Carbonaceous materials hold the most promising application among all anode materials for sodium-ion batteries (SIBs) because of the high storage capacity and good cycling stability. However, the high cost and the low initial Coulombic efficiency limit their further commercialization. Herein, an amorphous carbon material was fabricated through direct pyrolysis of low-cost pitch and phenolic resin at heat treatment temperatures between 1200 and 1600 °C. The electrochemical performances of the amorphous carbon were systematically investigated in SIBs with inexpensive Al foil as current collector and environmentally benign aqueous sodium alginate as binder.

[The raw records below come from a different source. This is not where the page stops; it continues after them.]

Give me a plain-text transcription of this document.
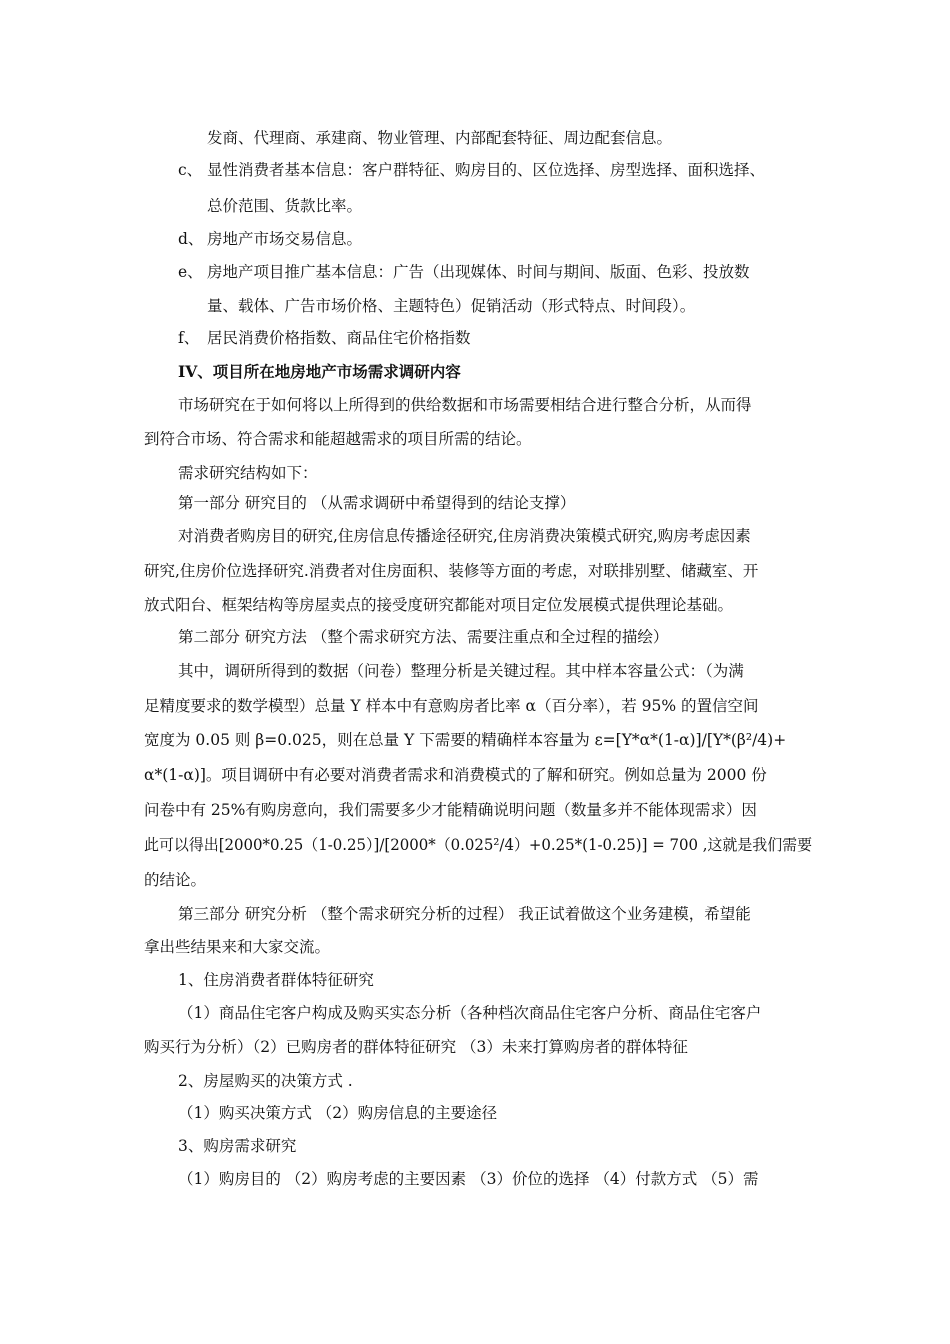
发商、代理商、承建商、物业管理、内部配套特征、周边配套信息。
c、 显性消费者基本信息：客户群特征、购房目的、区位选择、房型选择、面积选择、
总价范围、货款比率。
d、 房地产市场交易信息。
e、 房地产项目推广基本信息：广告（出现媒体、时间与期间、版面、色彩、投放数
量、载体、广告市场价格、主题特色）促销活动（形式特点、时间段）。
f、 居民消费价格指数、商品住宅价格指数
IV、项目所在地房地产市场需求调研内容
市场研究在于如何将以上所得到的供给数据和市场需要相结合进行整合分析，从而得
到符合市场、符合需求和能超越需求的项目所需的结论。
需求研究结构如下：
第一部分 研究目的 （从需求调研中希望得到的结论支撑）
对消费者购房目的研究,住房信息传播途径研究,住房消费决策模式研究,购房考虑因素
研究,住房价位选择研究.消费者对住房面积、装修等方面的考虑，对联排别墅、储藏室、开
放式阳台、框架结构等房屋卖点的接受度研究都能对项目定位发展模式提供理论基础。
第二部分 研究方法 （整个需求研究方法、需要注重点和全过程的描绘）
其中，调研所得到的数据（问卷）整理分析是关键过程。其中样本容量公式：（为满
足精度要求的数学模型）总量 Y 样本中有意购房者比率 α（百分率），若 95% 的置信空间
宽度为 0.05 则 β=0.025，则在总量 Y 下需要的精确样本容量为 ε=[Y*α*(1-α)]/[Y*(β²/4)+
α*(1-α)]。项目调研中有必要对消费者需求和消费模式的了解和研究。例如总量为 2000 份
问卷中有 25%有购房意向，我们需要多少才能精确说明问题（数量多并不能体现需求）因
此可以得出[2000*0.25（1-0.25）]/[2000*（0.025²/4）+0.25*(1-0.25)] = 700 ,这就是我们需要
的结论。
第三部分 研究分析 （整个需求研究分析的过程） 我正试着做这个业务建模，希望能
拿出些结果来和大家交流。
1、住房消费者群体特征研究
（1）商品住宅客户构成及购买实态分析（各种档次商品住宅客户分析、商品住宅客户
购买行为分析）（2）已购房者的群体特征研究 （3）未来打算购房者的群体特征
2、房屋购买的决策方式 .
（1）购买决策方式 （2）购房信息的主要途径
3、购房需求研究
（1）购房目的 （2）购房考虑的主要因素 （3）价位的选择 （4）付款方式 （5）需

By optimizing the carbonization temperature and precursor, we achieved an initial Coulombic efficiency of 88% - the highest reported so far for carbon-based anodes in SIBs with a high reversible capacity of 284 mA h g−1 and excellent cycling performance. It was found that both the carbonization temperature and the mass ratio of pitch to phenolic resin have significant impact on the local structure of amorphous carbon, which leads to various electrochemical behaviors. When coupled with an air-stable O3-Na0.9[Cu0.22Fe0.30Mn0.48]O2 cathode, the full cell shows excellent electrochemical performance with an initial Coulombic efficiency of 80%, a good cycling stability and an energy density of 195 Wh/kg. This contribution provides a new approach for the development of low-cost sodium-ion batteries.